The Icelandic Horse - Wanted Poster


Surname: Icelandic horse
Other names: Icelander, Iceland pony
Latin name: Equus islandicus
class: Mammals
size: up to 1.4m
mass: 300 - 350kg
Older: 25 - 40 years
Appearance: black, brown, red, white or gray fur
Sexual dimorphism: No
Nutrition type: Herbivore (herbivor)
food: Grasses and herbs
distribution: Breeding horse, therefore worldwide distribution
original origin: Iceland
Sleep-wake rhythm: diurnal
habitat: open meadows and fields
natural enemies: /
sexual maturity: between the second and third year of life
mating season: possible all year round
gestation: 11 months
litter size: 1 cub
social behavior: Herd animal
Threatened with extinction: No
Further profiles of animals can be found in the Encyclopaedia.

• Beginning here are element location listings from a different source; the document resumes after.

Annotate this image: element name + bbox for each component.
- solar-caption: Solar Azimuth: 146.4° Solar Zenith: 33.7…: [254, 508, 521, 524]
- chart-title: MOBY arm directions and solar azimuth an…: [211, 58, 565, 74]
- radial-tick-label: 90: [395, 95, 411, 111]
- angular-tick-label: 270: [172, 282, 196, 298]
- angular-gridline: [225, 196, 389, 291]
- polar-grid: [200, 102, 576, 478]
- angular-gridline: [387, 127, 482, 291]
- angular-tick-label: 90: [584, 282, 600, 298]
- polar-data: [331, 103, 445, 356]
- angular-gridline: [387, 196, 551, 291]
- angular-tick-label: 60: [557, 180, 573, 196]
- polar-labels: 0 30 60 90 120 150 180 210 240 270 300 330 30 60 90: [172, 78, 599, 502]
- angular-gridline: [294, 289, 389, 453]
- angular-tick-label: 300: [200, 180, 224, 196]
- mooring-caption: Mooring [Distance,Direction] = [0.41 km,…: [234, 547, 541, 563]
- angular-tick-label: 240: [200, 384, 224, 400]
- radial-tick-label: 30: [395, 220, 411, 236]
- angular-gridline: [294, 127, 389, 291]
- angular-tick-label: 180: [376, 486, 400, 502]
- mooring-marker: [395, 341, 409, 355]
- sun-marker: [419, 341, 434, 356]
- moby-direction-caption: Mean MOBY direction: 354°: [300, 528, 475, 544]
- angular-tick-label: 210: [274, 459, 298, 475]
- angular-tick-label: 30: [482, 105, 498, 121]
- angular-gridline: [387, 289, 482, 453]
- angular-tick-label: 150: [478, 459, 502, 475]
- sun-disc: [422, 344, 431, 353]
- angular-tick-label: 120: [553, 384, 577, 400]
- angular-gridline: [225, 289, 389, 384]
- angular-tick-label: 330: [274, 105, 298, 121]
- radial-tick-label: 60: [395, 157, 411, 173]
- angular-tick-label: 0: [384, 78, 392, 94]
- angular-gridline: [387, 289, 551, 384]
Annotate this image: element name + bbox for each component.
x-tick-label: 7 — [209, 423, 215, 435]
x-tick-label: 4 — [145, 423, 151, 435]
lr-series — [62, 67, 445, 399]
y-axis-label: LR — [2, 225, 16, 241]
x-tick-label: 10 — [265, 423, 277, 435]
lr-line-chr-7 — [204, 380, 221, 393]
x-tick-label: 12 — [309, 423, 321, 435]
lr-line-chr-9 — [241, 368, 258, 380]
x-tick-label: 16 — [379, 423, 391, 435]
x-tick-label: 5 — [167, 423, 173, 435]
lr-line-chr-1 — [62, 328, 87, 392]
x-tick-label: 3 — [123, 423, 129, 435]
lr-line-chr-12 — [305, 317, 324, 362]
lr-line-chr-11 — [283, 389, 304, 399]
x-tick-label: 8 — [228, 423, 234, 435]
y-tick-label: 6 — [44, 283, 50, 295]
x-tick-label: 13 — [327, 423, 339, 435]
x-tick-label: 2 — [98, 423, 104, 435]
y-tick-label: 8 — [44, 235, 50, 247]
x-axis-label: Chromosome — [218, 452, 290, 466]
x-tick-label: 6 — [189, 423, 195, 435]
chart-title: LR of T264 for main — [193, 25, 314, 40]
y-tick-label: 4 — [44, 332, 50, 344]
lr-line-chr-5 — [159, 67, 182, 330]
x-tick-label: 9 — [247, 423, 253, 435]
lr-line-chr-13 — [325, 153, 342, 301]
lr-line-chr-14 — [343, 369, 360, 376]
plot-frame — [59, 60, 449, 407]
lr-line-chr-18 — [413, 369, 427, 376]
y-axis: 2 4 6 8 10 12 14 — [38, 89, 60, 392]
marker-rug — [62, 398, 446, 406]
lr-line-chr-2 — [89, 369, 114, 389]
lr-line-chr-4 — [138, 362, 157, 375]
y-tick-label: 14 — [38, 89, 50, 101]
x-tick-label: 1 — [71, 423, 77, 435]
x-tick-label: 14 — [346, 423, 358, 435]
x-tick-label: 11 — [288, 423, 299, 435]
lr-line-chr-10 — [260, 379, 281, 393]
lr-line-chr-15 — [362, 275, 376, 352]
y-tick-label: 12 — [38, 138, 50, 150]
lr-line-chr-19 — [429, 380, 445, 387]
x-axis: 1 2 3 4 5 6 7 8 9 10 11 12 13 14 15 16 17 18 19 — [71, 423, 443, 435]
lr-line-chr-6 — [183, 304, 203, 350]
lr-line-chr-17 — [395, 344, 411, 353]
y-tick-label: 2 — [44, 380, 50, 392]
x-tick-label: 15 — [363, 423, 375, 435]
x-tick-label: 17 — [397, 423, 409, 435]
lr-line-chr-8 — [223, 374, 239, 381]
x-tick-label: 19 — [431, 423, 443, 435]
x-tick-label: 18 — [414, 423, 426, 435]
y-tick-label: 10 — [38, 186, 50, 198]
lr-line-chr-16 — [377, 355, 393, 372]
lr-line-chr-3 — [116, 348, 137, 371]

Interesting facts about the Icelandic horse

  • The Icelandic horse, Equus islandicus or Iceland pony is a - as the name already suggests - originally in Iceland based horse breed.
  • The forerunners of the Icelandic horse arrived in Iceland with the Vikings from Scotland and Scandinavia about a thousand years ago. Through intersections of Celtic ponies and fjord horses, the horse type was created over the centuries, which today is also known under the name Icelanders.
  • The Icelandic horse is considered one of the oldest horse breeding ever.
  • It was not until the late 19th century that the Icelandic horse arrived in Great Britain, where it became increasingly popular as a workhorse.
  • Today, Icelanders are found in many countries around the world and are considered popular mounts for tournaments and recreational sports. There are about 250,000 copies worldwide.
  • Icelandic horses bred abroad may not be returned to their original homeland, as Iceland has a strict import ban for horses.
  • The most striking feature of the Icelandic horse is its long, frizzy mane.
  • With expressive eyes and small ears, Icelandic horses have a friendly countenance.
  • Despite its small size, the Iceland pony is primarily used as a mount for adults, but can also be mounted by children.
  • However, Iceland ponies can not be mounted until they reach the age of five, as they have only then grown into adult animals.
  • They reach a stick height of up to 140 centimeters and are of robust stature with strong legs and a muscular back.
  • The shimmering coat of Icelandic horses can appear in all colors and color combinations except for Tiger checks.
  • Iceland ponies are very popular because of their self-confident, independent and yet sensitive nature. Their temperament is easy to regulate, if they are trained accordingly.
  • Despite their chubby stature, Icelandic horses are talented workhorses who can not only be willing to perform, but also very ambitious.
  • Icelandic horses are reluctant to stay in confined spaces because their intense desire for freedom requires that they be kept in a run-out stable. Even in open stables on pastures, they feel very well.
  • They are extremely weatherproof, as their winter coat grows very dense and long.
  • As a very frugal horse breed, the Iceland pony does not have any special requirements for feeding.
  • With appropriate welfare, these horses can be up to forty years old.